It is correct that, we can obtain an AR(p) representation for $X_t^2$ if $X_t$ follows an ARCH(p) process and an ARMA(max(p,q),p) representation for $X_t^2$ if $X_t$ follows a GARCH(p,q) process (see this questions - the generalization to the GARCH case is obvious).
The reason why we are using a GARCH type of model is that we want to model the conditional volatility and not interested in modelling the squared observations. We take the squared observations to be a "realized measure" or signal of volatility.

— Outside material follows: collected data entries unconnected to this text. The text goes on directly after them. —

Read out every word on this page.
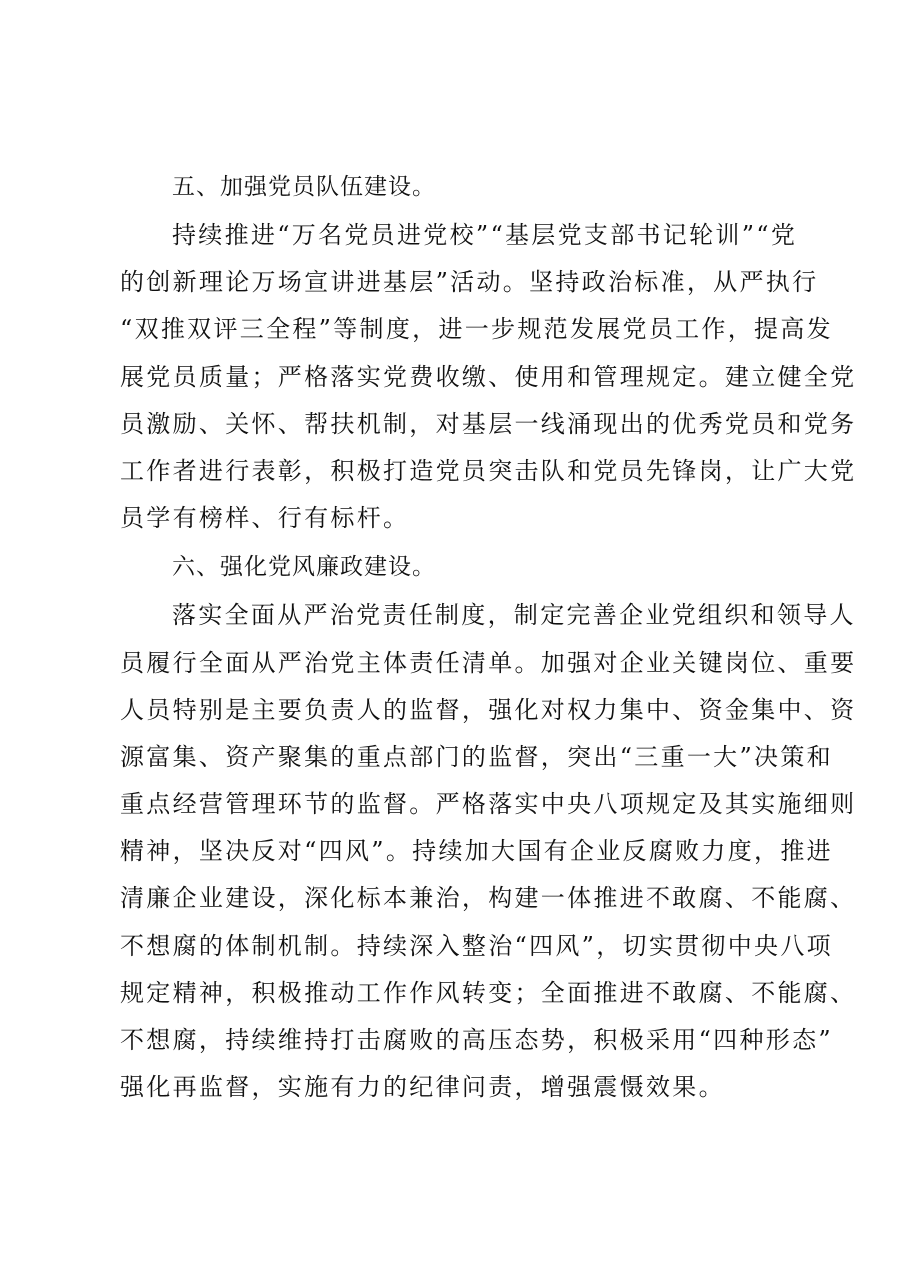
五、加强党员队伍建设。

持续推进“万名党员进党校”“基层党支部书记轮训”“党
的创新理论万场宣讲进基层”活动。坚持政治标准，从严执行
“双推双评三全程”等制度，进一步规范发展党员工作，提高发
展党员质量；严格落实党费收缴、使用和管理规定。建立健全党
员激励、关怀、帮扶机制，对基层一线涌现出的优秀党员和党务
工作者进行表彰，积极打造党员突击队和党员先锋岗，让广大党
员学有榜样、行有标杆。

六、强化党风廉政建设。

落实全面从严治党责任制度，制定完善企业党组织和领导人
员履行全面从严治党主体责任清单。加强对企业关键岗位、重要
人员特别是主要负责人的监督，强化对权力集中、资金集中、资
源富集、资产聚集的重点部门的监督，突出“三重一大”决策和
重点经营管理环节的监督。严格落实中央八项规定及其实施细则
精神，坚决反对“四风”。持续加大国有企业反腐败力度，推进
清廉企业建设，深化标本兼治，构建一体推进不敢腐、不能腐、
不想腐的体制机制。持续深入整治“四风”，切实贯彻中央八项
规定精神，积极推动工作作风转变；全面推进不敢腐、不能腐、
不想腐，持续维持打击腐败的高压态势，积极采用“四种形态”
强化再监督，实施有力的纪律问责，增强震慑效果。
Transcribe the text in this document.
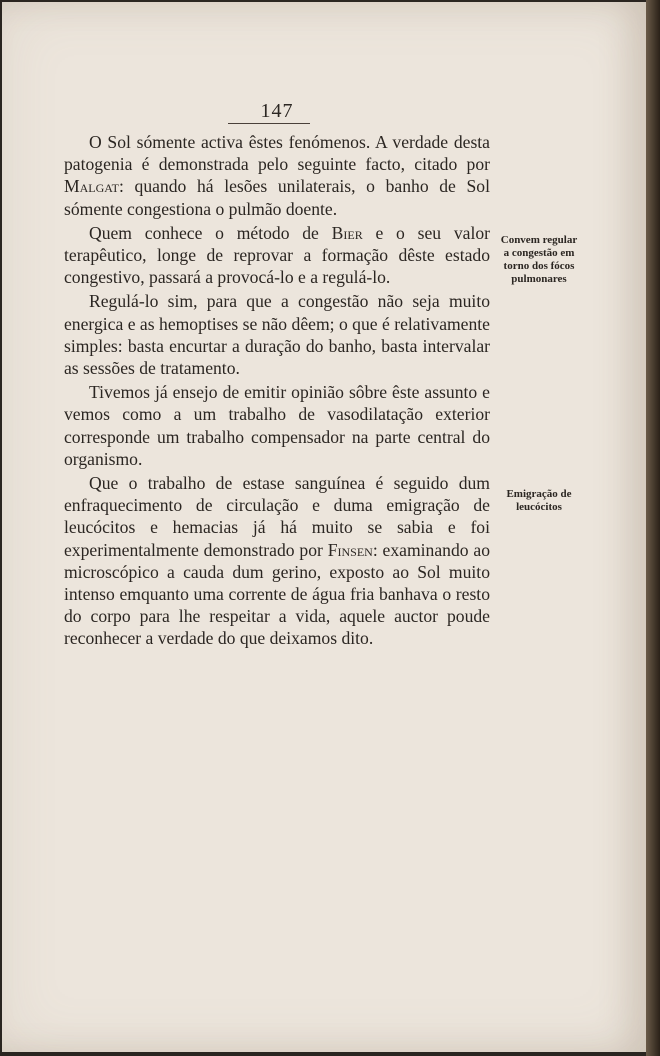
147

O Sol sómente activa êstes fenómenos. A verdade desta patogenia é demonstrada pelo seguinte facto, citado por Malgat: quando há lesões unilaterais, o banho de Sol sómente congestiona o pulmão doente.

Quem conhece o método de Bier e o seu valor terapêutico, longe de reprovar a formação dêste estado congestivo, passará a provocá-lo e a regulá-lo.

Regulá-lo sim, para que a congestão não seja muito energica e as hemoptises se não dêem; o que é relativamente simples: basta encurtar a duração do banho, basta intervalar as sessões de tratamento.

Tivemos já ensejo de emitir opinião sôbre êste assunto e vemos como a um trabalho de vasodilatação exterior corresponde um trabalho compensador na parte central do organismo.

Que o trabalho de estase sanguínea é seguido dum enfraquecimento de circulação e duma emigração de leucócitos e hemacias já há muito se sabia e foi experimentalmente demonstrado por Finsen: examinando ao microscópico a cauda dum gerino, exposto ao Sol muito intenso emquanto uma corrente de água fria banhava o resto do corpo para lhe respeitar a vida, aquele auctor poude reconhecer a verdade do que deixamos dito.

Convem regular a congestão em torno dos fócos pulmonares
Emigração de leucócitos
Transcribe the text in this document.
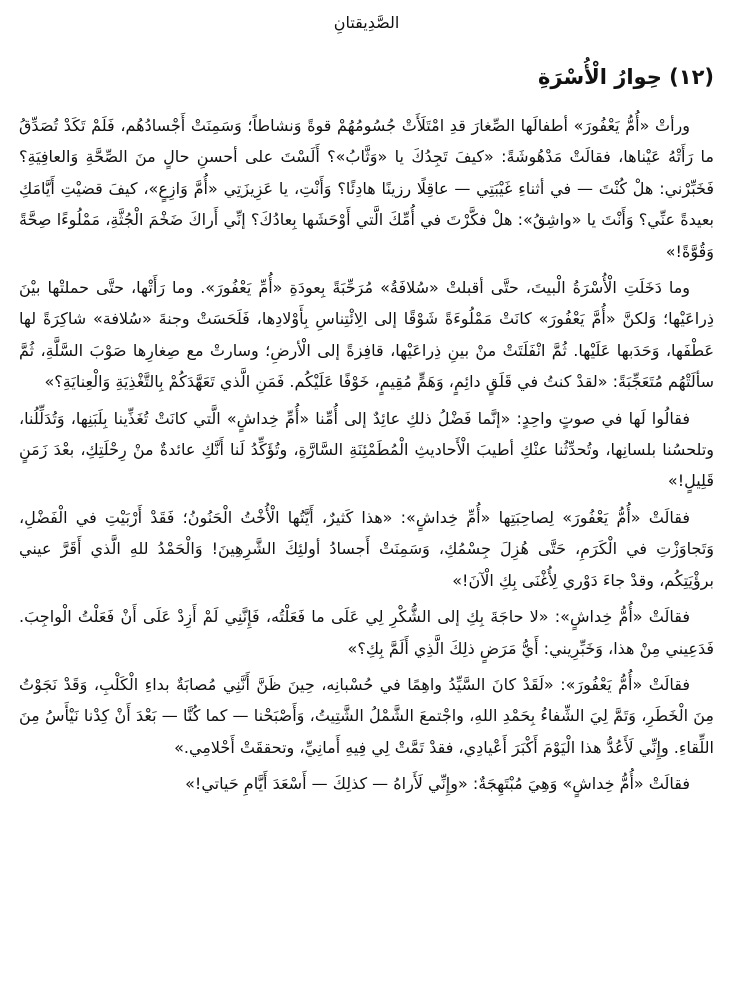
الصَّدِيقتانِ
(١٢) حِوارُ الْأُسْرَةِ

ورأتْ «أُمُّ يَعْفُورَ» أطفالَها الصِّغارَ قدِ امْتَلَأَتْ جُسُومُهُمْ قوةً وَنشاطاً؛ وَسَمِنَتْ أَجْسادُهُم، فَلَمْ تَكَدْ تُصَدِّقُ ما رَأَتْهُ عَيْناها، فقالَتْ مَدْهُوشَةً: «كيفَ تَجِدُكَ يا «وَثَّابُ»؟ أَلَسْتَ على أحسنِ حالٍ منَ الصِّحَّةِ وَالعافِيَةِ؟ فَخَبِّرْني: هلْ كُنْتَ — في أثناءِ غَيْبَتِي — عاقِلًا رزينًا هادِئًا؟ وَأَنْتِ، يا عَزِيزَتِي «أُمَّ وَازِعٍ»، كيفَ قضيْتِ أَيَّامَكِ بعيدةً عنِّي؟ وَأَنْتَ يا «واشِقُ»: هلْ فكَّرْتَ في أُمِّكَ الَّتي أَوْحَشَها بِعادُكَ؟ إنِّي أَراكَ ضَخْمَ الْجُثَّةِ، مَمْلُوءًا صِحَّةً وَقُوَّةً!»

وما دَخَلَتِ الْأُسْرَةُ الْبيتَ، حتَّى أقبلتْ «سُلافَةُ» مُرَحِّبَةً بِعودَةِ «أُمِّ يَعْفُورَ». وما رَأَتْها، حتَّى حملتْها بيْنَ ذِراعَيْها؛ وَلكنَّ «أُمَّ يَعْفُورَ» كانَتْ مَمْلُوءَةً شَوْقًا إلى الِائْتِناسِ بِأَوْلادِها، فَلَحَسَتْ وجنةَ «سُلافة» شاكِرَةً لها عَطْفَها، وَحَدَبها عَلَيْها. ثُمَّ انْفَلَتَتْ منْ بينِ ذِراعَيْها، قافِزةً إلى الْأرضِ؛ وسارتْ مع صِغارِها صَوْبَ السَّلَّةِ، ثُمَّ سألَتْهُم مُتَعَجِّبَةً: «لقدْ كنتُ في قَلَقٍ دائِمٍ، وَهَمٍّ مُقِيمٍ، خَوْفًا عَلَيْكُم. فَمَنِ الَّذي تَعَهَّدَكُمْ بِالتَّغْذِيَةِ وَالْعِنايَةِ؟»

فقالُوا لَها في صوتٍ واحِدٍ: «إنَّما فَضْلُ ذلكِ عائِدٌ إلى أُمِّنا «أُمِّ خِداشٍ» الَّتي كانَتْ تُغَذِّينا بِلَبَنِها، وَتُدَلِّلُنا، وتلحسُنا بلسانِها، وتُحدِّثُنا عنْكِ أطيبَ الْأَحاديثِ الْمُطَمْئِنَةِ السَّارَّةِ، وتُؤَكِّدُ لَنا أَنَّكِ عائدةٌ منْ رِحْلَتِكِ، بعْدَ زَمَنٍ قَلِيلٍ!»

فقالَتْ «أُمُّ يَعْفُورَ» لِصاحِبَتِها «أُمِّ خِداشٍ»: «هذا كَثيرٌ، أَيَّتُها الْأُخْتُ الْحَنُونُ؛ فَقَدْ أَرْبَيْتِ في الْفَضْلِ، وَتَجاوَزْتِ في الْكَرَمِ، حَتَّى هُزِلَ جِسْمُكِ، وَسَمِنَتْ أَجسادُ أولئِكَ الشَّرِهِينَ! وَالْحَمْدُ للهِ الَّذي أَقَرَّ عيني برؤْيَتِكُم، وقدْ جاءَ دَوْري لِأُغْنَى بِكِ الْآنَ!»

فقالَتْ «أُمُّ خِداشٍ»: «لا حاجَةَ بِكِ إلى الشُّكْرِ لِي عَلَى ما فَعَلْتُه، فَإِنَّنِي لَمْ أَزِدْ عَلَى أَنْ فَعَلْتُ الْواجِبَ. فَدَعِيني مِنْ هذا، وَخَبِّرِيني: أَيُّ مَرَضٍ ذلِكَ الَّذِي أَلَمَّ بِكِ؟»

فقالَتْ «أُمُّ يَعْفُورَ»: «لَقَدْ كانَ السَّيِّدُ واهِمًا في حُسْبانِه، حِينَ ظَنَّ أَنَّنِي مُصابَةٌ بداءِ الْكَلْبِ، وَقَدْ نَجَوْتُ مِنَ الْخَطَرِ، وَتَمَّ لِيَ الشِّفاءُ بِحَمْدِ اللهِ، واجْتمعَ الشَّمْلُ الشَّتِيتُ، وَأَصْبَحْنا — كما كُنَّا — بَعْدَ أَنْ كِدْنا نَيْأَسُ مِنَ اللِّقاءِ. وإِنِّي لَأَعُدُّ هذا الْيَوْمَ أَكْبَرَ أَعْيادِي، فقدْ تَمَّتْ لِي فِيهِ أَمانِيِّ، وتحققَتْ أَحْلامِي.»

فقالَتْ «أُمُّ خِداشٍ» وَهِيَ مُبْتَهِجَةٌ: «وإِنِّي لَأَراهُ — كذلِكَ — أَسْعَدَ أَيَّامِ حَياتي!»
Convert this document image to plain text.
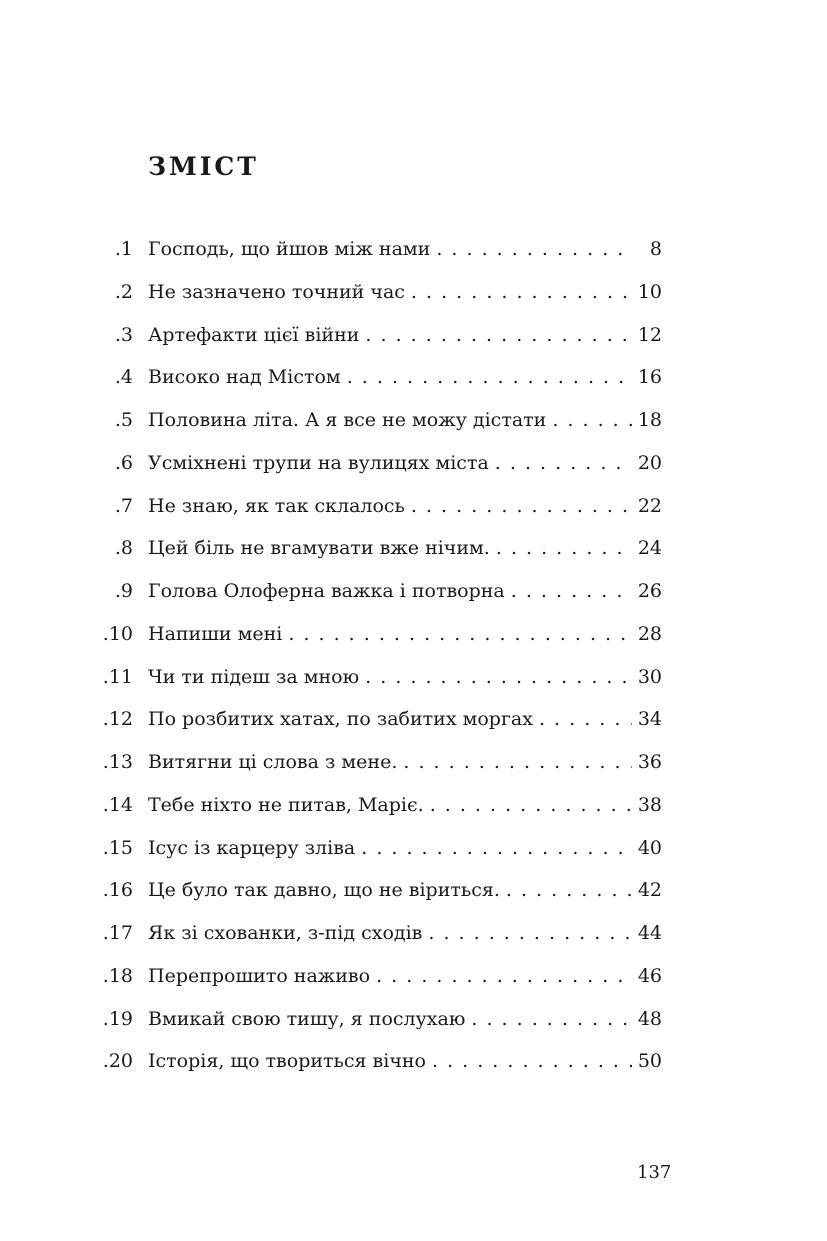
ЗМІСТ
.1 Господь, що йшов між нами . . .	8
.2 Не зазначено точний час . . .	10
.3 Артефакти цієї війни . . .	12
.4 Високо над Містом . . .	16
.5 Половина літа. А я все не можу дістати . . .	18
.6 Усміхнені трупи на вулицях міста . . .	20
.7 Не знаю, як так склалось . . .	22
.8 Цей біль не вгамувати вже нічим. . . .	24
.9 Голова Олоферна важка і потворна . . .	26
.10 Напиши мені . . .	28
.11 Чи ти підеш за мною . . .	30
.12 По розбитих хатах, по забитих моргах . . .	34
.13 Витягни ці слова з мене. . . .	36
.14 Тебе ніхто не питав, Маріє. . . .	38
.15 Ісус із карцеру зліва . . .	40
.16 Це було так давно, що не віриться. . . .	42
.17 Як зі схованки, з-під сходів . . .	44
.18 Перепрошито наживо . . .	46
.19 Вмикай свою тишу, я послухаю . . .	48
.20 Історія, що твориться вічно . . .	50
137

Assume that we are interested in forecasting, then for the AR(1) model, we have
$$
\sigma_{t+1}^2 = E_t[x_{t+1}^2] = w + \alpha E_t[x_t^2] + E_t[x_{t+1}^2 - \sigma^2_{t+1}] = w + \alpha x_t^2
$$
Thus, the forecasting equation corresponds to ARCH recursion.
Typically, one sets up the (quasi)-loglikelihood of the GARCH model and maximizes it to get parameter estimates. Your "strategy" suggests a potential way of estimating ARCH type models described in Chapter 6 of Francq and Zakoian's book "GARCH Models: Structure, Statistical Inference and Financial Applications" (2010).
To sum up. The simple answer to your question is that we are using GARCH type models because we want to model the conditional volatility!